Another problem is that the process of exploiting and using waste rock as a ground filling material will change the content of the environmental impact assessment report and the plan for environmental rehabilitation and restoration of coal mining projects that have been approved.
Therefore, the management agencies need to have a mechanism to create favorable conditions for the coal industry to approve and make relevant adjustments to the reports, Huy said.
In addition, soil and rock at waste dumps of active coal mines are classified as “accompanying minerals,” therefore, in order to use them in other construction projects, permission has to be obtained from the Ministry of Natural Resources and Environment.
“Quang Ninh is asking the ministry to grant it the authority to give firms that permission. In case the ministry wants to do the work itself, it will take more time because a team must be sent over to study the situation first.”
Hoang Cao Phuong, head of the Minerals Department under the ministry’s General Department of Geology and Minerals of Vietnam, said the ingredients in the waste rock from coal mines in Quang Ninh are mainly mineral substances commonly used as building materials.

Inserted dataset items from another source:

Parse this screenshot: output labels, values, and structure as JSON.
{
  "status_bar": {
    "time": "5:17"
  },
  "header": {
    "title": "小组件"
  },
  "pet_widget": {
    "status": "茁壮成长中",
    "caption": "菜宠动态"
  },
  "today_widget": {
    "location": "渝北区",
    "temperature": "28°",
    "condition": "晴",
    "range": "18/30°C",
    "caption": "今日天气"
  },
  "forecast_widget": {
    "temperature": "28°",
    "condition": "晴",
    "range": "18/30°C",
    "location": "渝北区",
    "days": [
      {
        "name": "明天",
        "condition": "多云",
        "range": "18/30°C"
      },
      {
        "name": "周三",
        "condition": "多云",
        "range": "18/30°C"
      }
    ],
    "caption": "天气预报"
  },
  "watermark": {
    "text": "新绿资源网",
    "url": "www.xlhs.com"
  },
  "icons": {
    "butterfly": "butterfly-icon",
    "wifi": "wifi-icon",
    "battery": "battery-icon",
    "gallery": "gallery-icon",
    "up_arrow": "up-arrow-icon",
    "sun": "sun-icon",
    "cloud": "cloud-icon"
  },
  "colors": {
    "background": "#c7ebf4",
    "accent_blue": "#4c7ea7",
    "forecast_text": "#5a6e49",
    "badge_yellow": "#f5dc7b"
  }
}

Therefore, the proposal of Quang Ninh Province to use it as ground filling material for construction projects was reasonable.
“The solution put forward by Quang Ninh will contribute to the efficient use of minerals in the process of exploiting coal mines; reducing pressure on the environment, reducing the area of land that has been occupied by the waste dumps,” Phuong said.
But he noted that the materials from the coal mine could have adverse impacts on the water environment should they be used in building embankments along the coast.
The ministry has written to the ministries of Justice, Industry-Trade and Finance to discuss Quang Ninh’s proposal and will take a decision later on allowing the province to implement its plan, Phuong said.
Nguyen Van Sinh, deputy director of Cao Son Coal JSC, said every year his firm dumps 35-37 million cubic meters of waste rock into the environment and this has direct impacts on residential areas in Duong Huy Commune and Mong Duong Ward in Cam Pha Town.
“If the rock and soil from the mine’s waste dump can be used for other purposes, it would be a good thing for coal exploitation firms because it means we would have more space to continue the disposal,” he said.